Deploying and configuring Vault clusters requires an efficient mechanism to manage the desired state and control how changes are implemented in production.  There are a variety of tools that can be used in combination with each other to achieve this goal.  Effective workflows must be built to ensure the stability and integrity of the environment.  There are multiple ways of doing this, but my recommended approach is to divide this into four separate workflows:

  1. Image building
  2. Infrastructure deployment
  3. Application configuration
  4. IAM structure

This approach provides a clear separation of concerns and allows each element to be handled independently, though there are upstream dependencies.  To clarify that, The IAM structure (4) would need the Vault application configuration(3) to be in place, which requires the infrastructure to be deployed (2), which has a dependency on the VM images being built (1).

There are many popular CI/CD tools available that you can use to build pipelines to implement these workflows, from Jenkins to Circle CI. Azure DevOps is a collection of tools that can be used to implement DevOps workflows and includes Azure Boards, Azure Repos and Azure Pipelines.

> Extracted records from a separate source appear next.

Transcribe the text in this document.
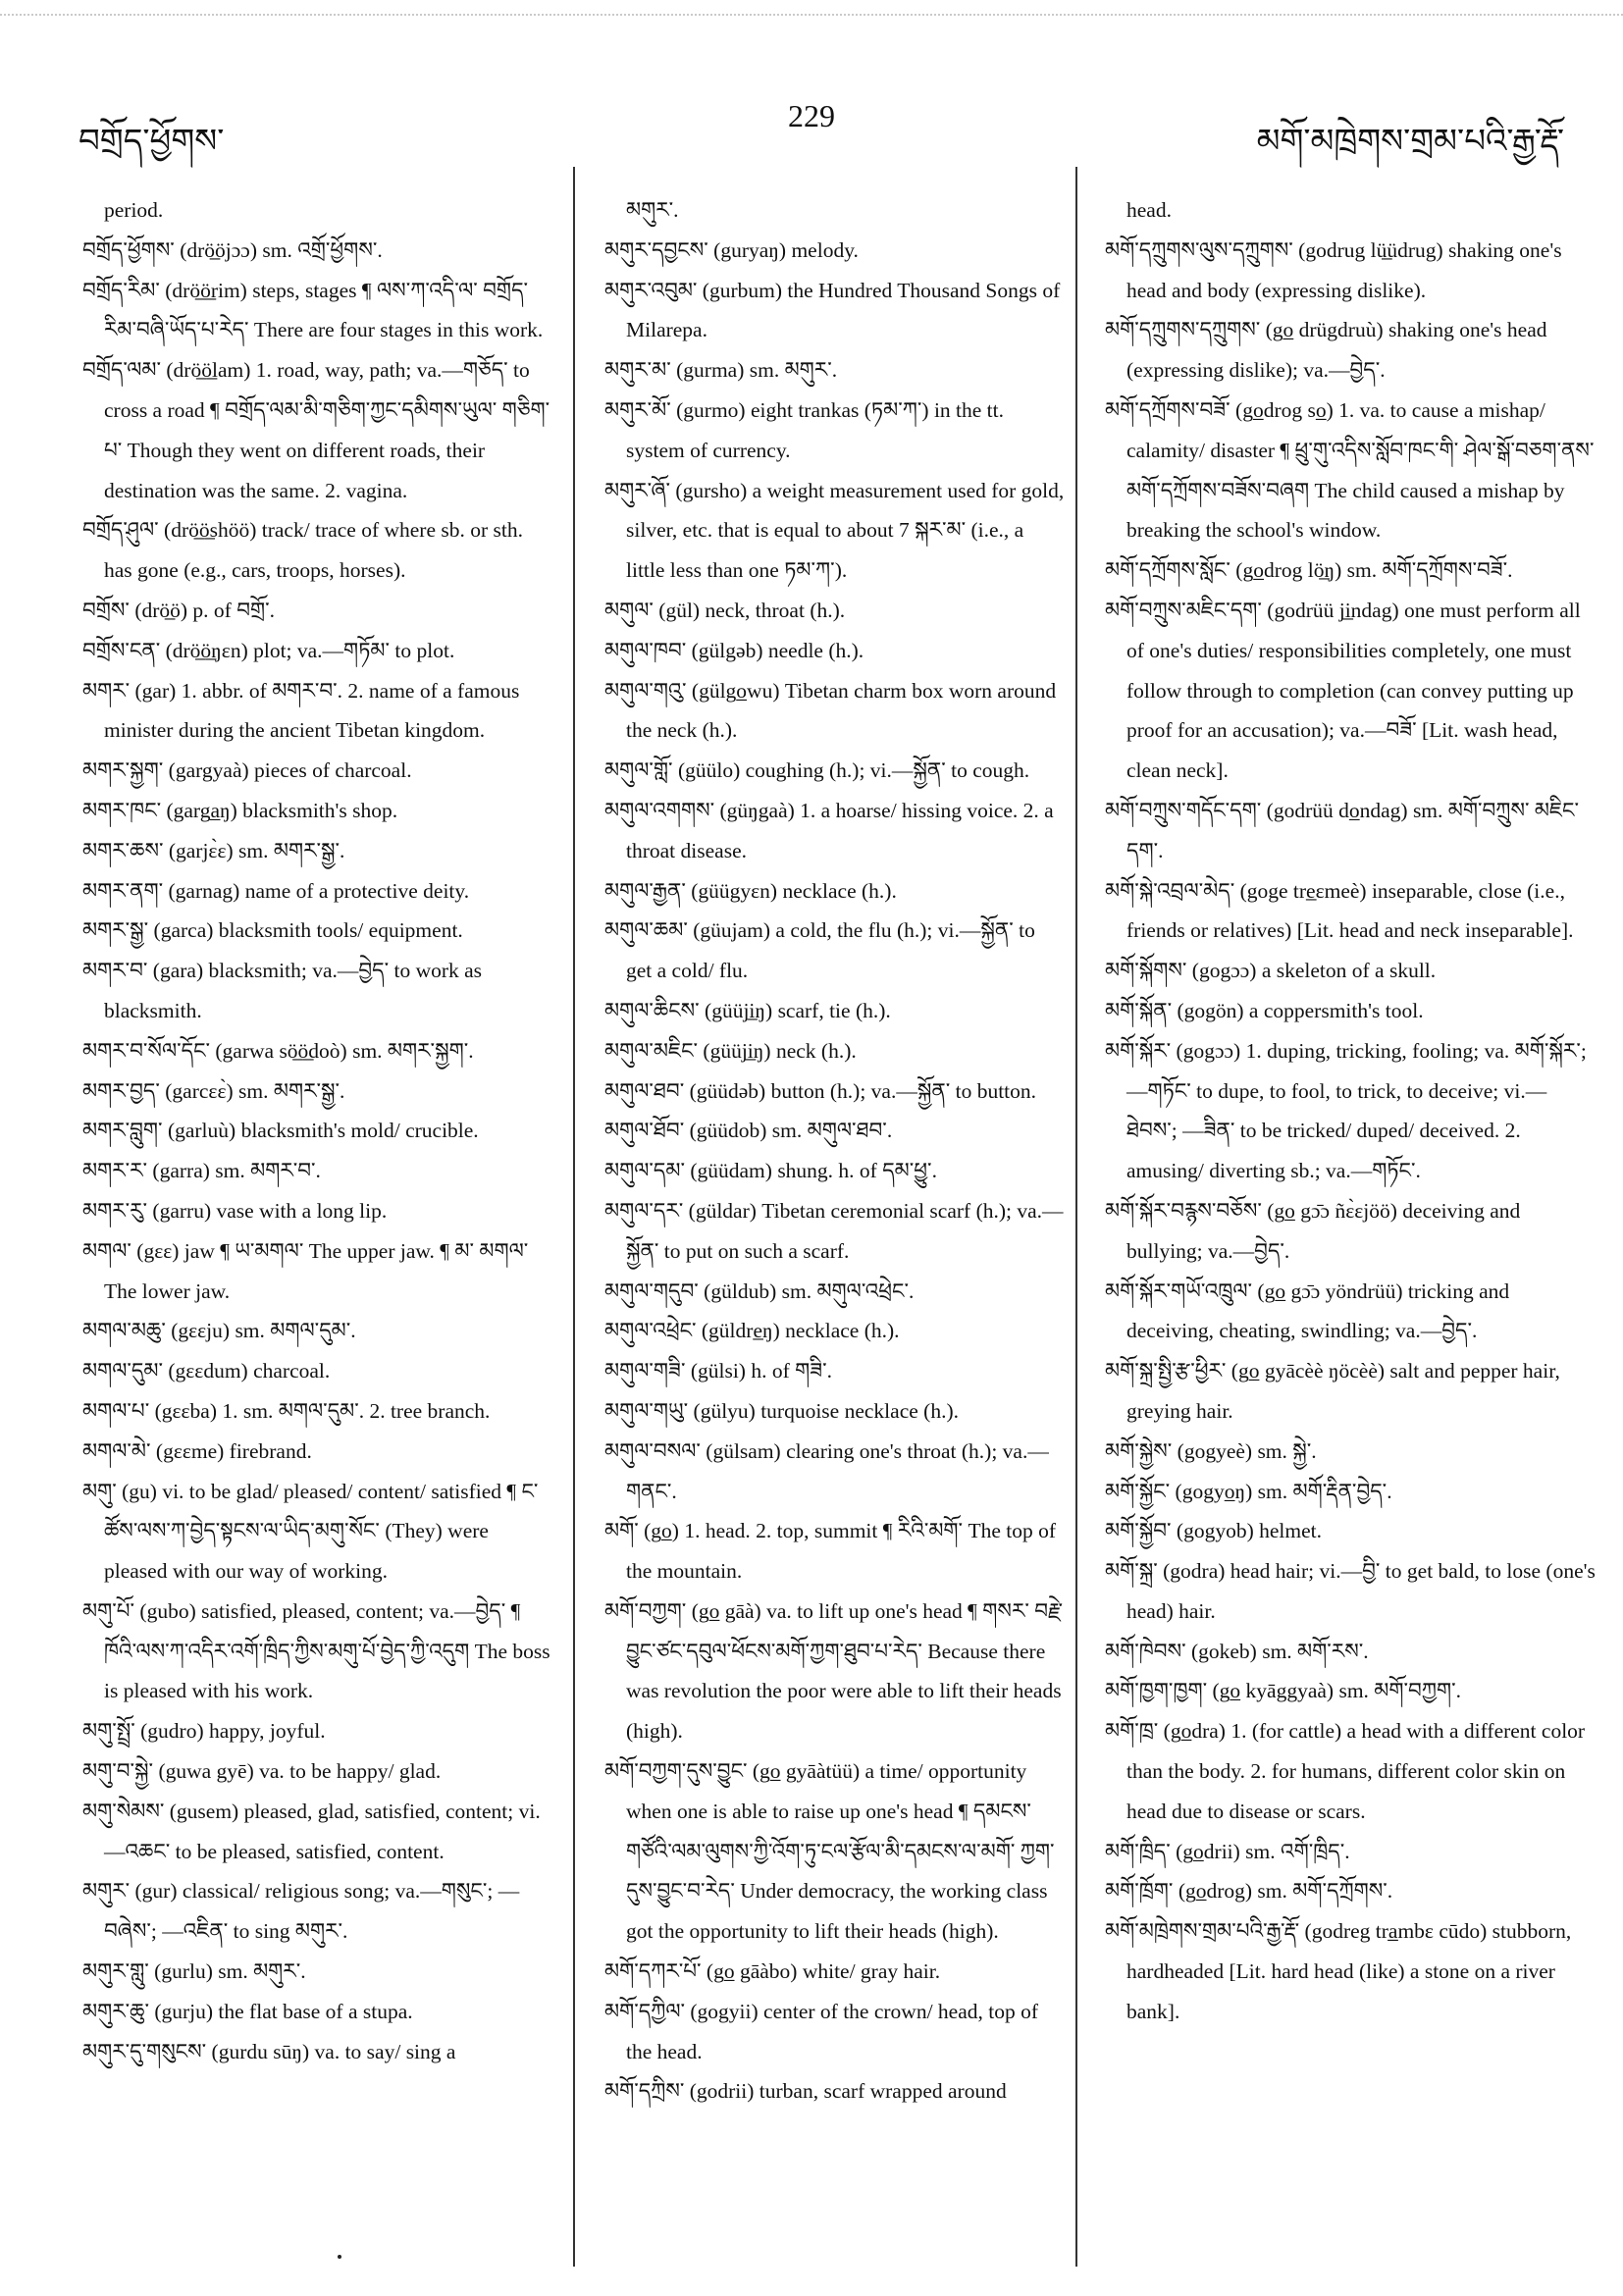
བགྲོད་ཕྱོགས་
229
མགོ་མཁྲེགས་གྲམ་པའི་རྒྱ་རྡོ་
period.
བགྲོད་ཕྱོགས་ (drö̲öjɔɔ) sm. འགྲོ་ཕྱོགས་.
བགྲོད་རིམ་ (drö̲ö̲rim) steps, stages ¶ ལས་ཀ་འདི་ལ་ བགྲོད་རིམ་བཞི་ཡོད་པ་རེད་ There are four stages in this work.
བགྲོད་ལམ་ (drö̲ö̲lam) 1. road, way, path; va.—གཅོད་ to cross a road ¶ བགྲོད་ལམ་མི་གཅིག་ཀྱང་དམིགས་ཡུལ་ གཅིག་པ་ Though they went on different roads, their destination was the same. 2. vagina.
བགྲོད་ཤུལ་ (drö̲ö̲shöö) track/ trace of where sb. or sth. has gone (e.g., cars, troops, horses).
བགྲོས་ (drö̲ö) p. of བགྲོ་.
བགྲོས་ངན་ (drö̲ö̲ŋɛn) plot; va.—གཏོམ་ to plot.
མགར་ (gar) 1. abbr. of མགར་བ་. 2. name of a famous minister during the ancient Tibetan kingdom.
མགར་སྐྱག་ (gargyaà) pieces of charcoal.
མགར་ཁང་ (garga̲ŋ) blacksmith's shop.
མགར་ཆས་ (garjɛ̀ɛ) sm. མགར་སྒྱ་.
མགར་ནག་ (garnag) name of a protective deity.
མགར་སྒྱ་ (garca) blacksmith tools/ equipment.
མགར་བ་ (gara) blacksmith; va.—བྱེད་ to work as blacksmith.
མགར་བ་སོལ་དོང་ (garwa sö̲ö̲doò) sm. མགར་སྐྱག་.
མགར་བྱད་ (garcɛɛ̀) sm. མགར་སྒྱ་.
མགར་བླུག་ (garluù) blacksmith's mold/ crucible.
མགར་ར་ (garra) sm. མགར་བ་.
མགར་རུ་ (garru) vase with a long lip.
མགལ་ (gɛɛ) jaw ¶ ཡ་མགལ་ The upper jaw. ¶ མ་ མགལ་ The lower jaw.
མགལ་མཆུ་ (gɛɛju) sm. མགལ་དུམ་.
མགལ་དུམ་ (gɛɛdum) charcoal.
མགལ་པ་ (gɛɛba) 1. sm. མགལ་དུམ་. 2. tree branch.
མགལ་མེ་ (gɛɛme) firebrand.
མགུ་ (gu) vi. to be glad/ pleased/ content/ satisfied ¶ ང་ཚོས་ལས་ཀ་བྱེད་སྟངས་ལ་ཡིད་མགུ་སོང་ (They) were pleased with our way of working.
མགུ་པོ་ (gubo) satisfied, pleased, content; va.—བྱེད་ ¶ ཁོའི་ལས་ཀ་འདིར་འགོ་ཁྲིད་ཀྱིས་མགུ་པོ་བྱེད་ཀྱི་འདུག The boss is pleased with his work.
མགུ་སྤྲོ་ (gudro) happy, joyful.
མགུ་བ་སྐྱེ་ (guwa gyē) va. to be happy/ glad.
མགུ་སེམས་ (gusem) pleased, glad, satisfied, content; vi.—འཆང་ to be pleased, satisfied, content.
མགུར་ (gur) classical/ religious song; va.—གསུང་; —བཞེས་; —འཇིན་ to sing མགུར་.
མགུར་གླུ་ (gurlu) sm. མགུར་.
མགུར་ཆུ་ (gurju) the flat base of a stupa.
མགུར་དུ་གསུངས་ (gurdu sūŋ) va. to say/ sing a
མགུར་.
མགུར་དབྱངས་ (guryaŋ) melody.
མགུར་འབུམ་ (gurbum) the Hundred Thousand Songs of Milarepa.
མགུར་མ་ (gurma) sm. མགུར་.
མགུར་མོ་ (gurmo) eight trankas (ཏམ་ཀ་) in the tt. system of currency.
མགུར་ཞོ་ (gursho) a weight measurement used for gold, silver, etc. that is equal to about 7 སྐར་མ་ (i.e., a little less than one ཏམ་ཀ་).
མགུལ་ (gül) neck, throat (h.).
མགུལ་ཁབ་ (gülgəb) needle (h.).
མགུལ་གའུ་ (gülgo̲wu) Tibetan charm box worn around the neck (h.).
མགུལ་གློ་ (güülo) coughing (h.); vi.—སྐྱོན་ to cough.
མགུལ་འགགས་ (güŋgaà) 1. a hoarse/ hissing voice. 2. a throat disease.
མགུལ་རྒྱན་ (güügyɛn) necklace (h.).
མགུལ་ཆམ་ (güujam) a cold, the flu (h.); vi.—སྐྱོན་ to get a cold/ flu.
མགུལ་ཆིངས་ (güüji̲ŋ) scarf, tie (h.).
མགུལ་མཇིང་ (güüji̲ŋ) neck (h.).
མགུལ་ཐབ་ (güüdəb) button (h.); va.—སྐྱོན་ to button.
མགུལ་ཐོབ་ (güüdob) sm. མགུལ་ཐབ་.
མགུལ་དམ་ (güüdam) shung. h. of དམ་ཕྱུ་.
མགུལ་དར་ (güldar) Tibetan ceremonial scarf (h.); va.—སྐྱོན་ to put on such a scarf.
མགུལ་གདུབ་ (güldub) sm. མགུལ་འཕྲེང་.
མགུལ་འཕྲེང་ (güldre̲ŋ) necklace (h.).
མགུལ་གཟི་ (gülsi) h. of གཟི་.
མགུལ་གཡུ་ (gülyu) turquoise necklace (h.).
མགུལ་བསལ་ (gülsam) clearing one's throat (h.); va.—གནང་.
མགོ་ (go̲) 1. head. 2. top, summit ¶ རིའི་མགོ་ The top of the mountain.
མགོ་བཀྱག་ (go̲ gāà) va. to lift up one's head ¶ གསར་ བརྗེ་བྱུང་ཙང་དབུལ་ཕོངས་མགོ་ཀྱག་ཐུབ་པ་རེད་ Because there was revolution the poor were able to lift their heads (high).
མགོ་བཀྱག་དུས་བྱུང་ (go̲ gyāàtüü) a time/ opportunity when one is able to raise up one's head ¶ དམངས་ གཙོའི་ལམ་ལུགས་ཀྱི་འོག་ཏུ་ངལ་རྩོལ་མི་དམངས་ལ་མགོ་ ཀྱག་དུས་བྱུང་བ་རེད་ Under democracy, the working class got the opportunity to lift their heads (high).
མགོ་དཀར་པོ་ (go̲ gāàbo) white/ gray hair.
མགོ་དཀྱིལ་ (gogyii) center of the crown/ head, top of the head.
མགོ་དཀྲིས་ (godrii) turban, scarf wrapped around
head.
མགོ་དཀྲུགས་ལུས་དཀྲུགས་ (godrug lü̲üdrug) shaking one's head and body (expressing dislike).
མགོ་དཀྲུགས་དཀྲུགས་ (go̲ drügdruù) shaking one's head (expressing dislike); va.—བྱེད་.
མགོ་དཀྲོགས་བཟོ་ (go̲drog so̲) 1. va. to cause a mishap/ calamity/ disaster ¶ ཕྲུ་གུ་འདིས་སློབ་ཁང་གི་ ཤེལ་སྒོ་བཅག་ནས་མགོ་དཀྲོགས་བཟོས་བཞག The child caused a mishap by breaking the school's window.
མགོ་དཀྲོགས་སློང་ (go̲drog lö̲ŋ) sm. མགོ་དཀྲོགས་བཟོ་.
མགོ་བཀྲུས་མཇིང་དག་ (godrüü ji̲ndag) one must perform all of one's duties/ responsibilities completely, one must follow through to completion (can convey putting up proof for an accusation); va.—བཟོ་ [Lit. wash head, clean neck].
མགོ་བཀྲུས་གདོང་དག་ (godrüü do̲ndag) sm. མགོ་བཀྲུས་ མཇིང་དག་.
མགོ་སྐེ་འབྲལ་མེད་ (goge tre̲ɛmeè) inseparable, close (i.e., friends or relatives) [Lit. head and neck inseparable].
མགོ་སྐོགས་ (gogɔɔ) a skeleton of a skull.
མགོ་སྐོན་ (gogön) a coppersmith's tool.
མགོ་སྐོར་ (gogɔɔ) 1. duping, tricking, fooling; va. མགོ་སྐོར་; —གཏོང་ to dupe, to fool, to trick, to deceive; vi.—ཐེབས་; —ཟིན་ to be tricked/ duped/ deceived. 2. amusing/ diverting sb.; va.—གཏོང་.
མགོ་སྐོར་བརྙས་བཅོས་ (go̲ gɔ̄ɔ ñɛ̀ɛjöö) deceiving and bullying; va.—བྱེད་.
མགོ་སྐོར་གཡོ་འཁྲུལ་ (go̲ gɔ̄ɔ yöndrüü) tricking and deceiving, cheating, swindling; va.—བྱེད་.
མགོ་སྐྲ་སྤྱི་རྩ་ཕྱིར་ (go̲ gyācèè ŋöcèè) salt and pepper hair, greying hair.
མགོ་སྐྱེས་ (gogyeè) sm. སྐྱེ་.
མགོ་སྐྱོང་ (gogyo̲ŋ) sm. མགོ་རྡིན་བྱེད་.
མགོ་སྐྱོབ་ (gogyob) helmet.
མགོ་སྐྲ་ (godra) head hair; vi.—བྱི་ to get bald, to lose (one's head) hair.
མགོ་ཁེབས་ (gokeb) sm. མགོ་རས་.
མགོ་ཁྱག་ཁྱག་ (go̲ kyāggyaà) sm. མགོ་བཀྱག་.
མགོ་ཁྲ་ (go̲dra) 1. (for cattle) a head with a different color than the body. 2. for humans, different color skin on head due to disease or scars.
མགོ་ཁྲིད་ (go̲drii) sm. འགོ་ཁྲིད་.
མགོ་ཁྲོག་ (go̲drog) sm. མགོ་དཀྲོགས་.
མགོ་མཁྲེགས་གྲམ་པའི་རྒྱ་རྡོ་ (godreg tra̲mbɛ cūdo) stubborn, hardheaded [Lit. hard head (like) a stone on a river bank].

The good thing about Azure DevOps is these components can be used individually or collectively.

Image definitions, Infrastructure declarations, Vault configurations and IAM definitions should all be in code, no matter what the tool, be it Terraform, Ansible, Packer or Pulumi. They should be stored in source control, each in their own repos with versioned releases to be deployed to production. GitHub is most commonly used for this type of application; however, Azure Repos could also be used to achieve this goal.  In terms of deployment and testing, Azure Pipelines is a viable alternative to Jenkins, Circle CI, Gitlab and any other CI tool to deploy these changes to the production system.

Best Practice Takeaway
Create separate workflows for each element of the vault Deployments
Create re-usable VM images and version them.
Declare all infrastructure and configuration as code.